Federal Register details
- Federal Register document number: 2026-03628
- Publication date: February 23, 2026

= Executive Order 14387 =

US order on phosphorus supply

Executive Order 14387, titled Promoting the National Defense by Ensuring an Adequate Supply of Elemental Phosphorus and Glyphosate-Based Herbicides is an executive order signed by U.S. President Donald Trump on February 18, 2026. The order invokes the Defense Production Act of 1950 to prioritize domestic production of elemental phosphorus and glyphosate-based herbicides for defense and agricultural purposes.

== Background ==
The order was issued amid concerns about limited domestic production capacity of elemental phosphorus and reliance on imports for materials used in defense technologies and agriculture.
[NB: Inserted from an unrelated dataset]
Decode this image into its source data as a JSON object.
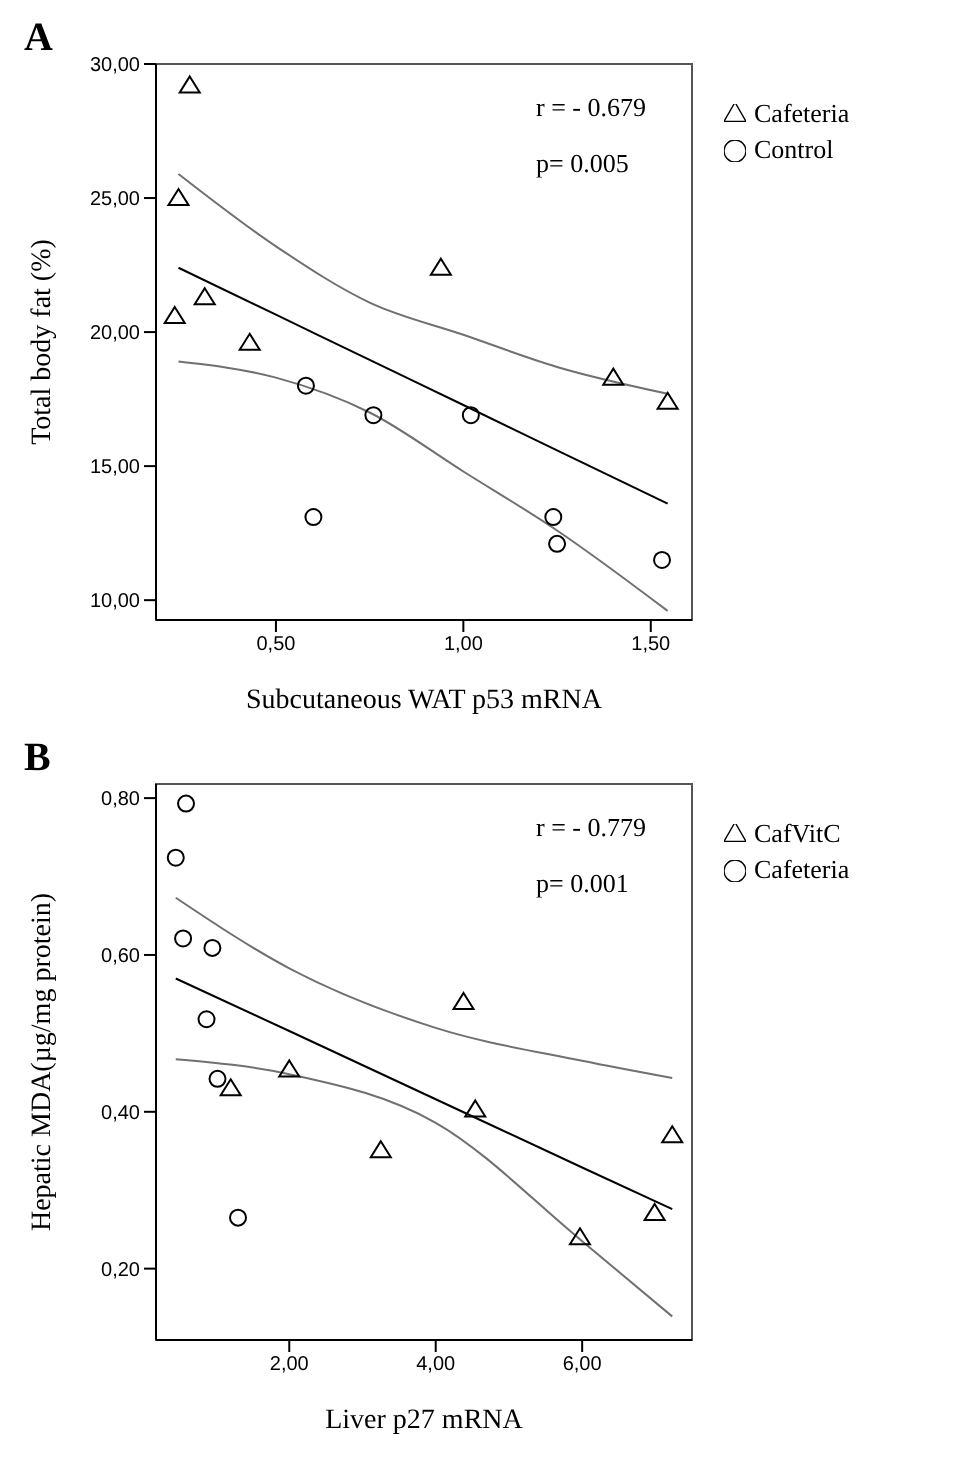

It invokes the Defense Production Act to ensure an adequate domestic supply of elemental phosphorus and glyphosate-based herbicides. The measure followed concerns about supply pressures in the United States, where domestic glyphosate production is limited and supplemented by imports of generic alternatives. The order also directs federal authorities to prioritize and, if necessary, compel the production of glyphosate and related materials for national security purposes.